Lottery Revenues and State Budgets

lottery

The lottery is a ubiquitous part of American culture, with Americans spending upwards of $100 billion on tickets every year. Lotteries promote themselves as a source of “painless revenue”: people voluntarily spend their money on a chance at winning, so states can use those funds for other purposes without raising taxes or cutting other programs. But how meaningful those lottery revenues are in the context of state budgets, and whether it’s worth the trade-offs to people losing their hard-earned cash, are questions worthy of scrutiny.

State governments run the lotteries as businesses, with the goal of maximizing revenues. That requires them to promote the game to as wide a range of potential players as possible, which has often meant exaggerating the odds of winning and encouraging irrational gambling behavior. Critics charge that this runs counter to the government’s obligation to protect the public welfare.

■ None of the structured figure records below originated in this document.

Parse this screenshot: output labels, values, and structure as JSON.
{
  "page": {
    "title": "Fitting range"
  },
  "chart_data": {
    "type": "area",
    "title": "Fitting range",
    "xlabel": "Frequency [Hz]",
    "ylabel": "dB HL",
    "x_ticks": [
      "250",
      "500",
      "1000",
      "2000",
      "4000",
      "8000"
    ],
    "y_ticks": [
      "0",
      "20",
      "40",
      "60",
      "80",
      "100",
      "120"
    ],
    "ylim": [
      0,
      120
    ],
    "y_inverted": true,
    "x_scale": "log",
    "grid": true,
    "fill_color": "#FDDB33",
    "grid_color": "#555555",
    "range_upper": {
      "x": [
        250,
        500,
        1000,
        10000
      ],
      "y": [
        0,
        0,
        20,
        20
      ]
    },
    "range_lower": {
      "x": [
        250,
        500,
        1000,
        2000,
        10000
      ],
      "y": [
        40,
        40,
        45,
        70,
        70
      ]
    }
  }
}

State officials have also become dependent on lottery revenues, and they face pressure to increase those revenues in an era of anti-tax sentiment. This leads to a series of pitfalls, including: promoting addictive gambling; expanding the pool of players; introducing new games like keno and video poker; and squandering the proceeds. Many of these issues can be traced back to the way in which state lotteries are established: as piecemeal, incremental policy decisions made by individual agencies. As a result, few, if any, state governments have a coherent “gambling policy” or even a lottery policy.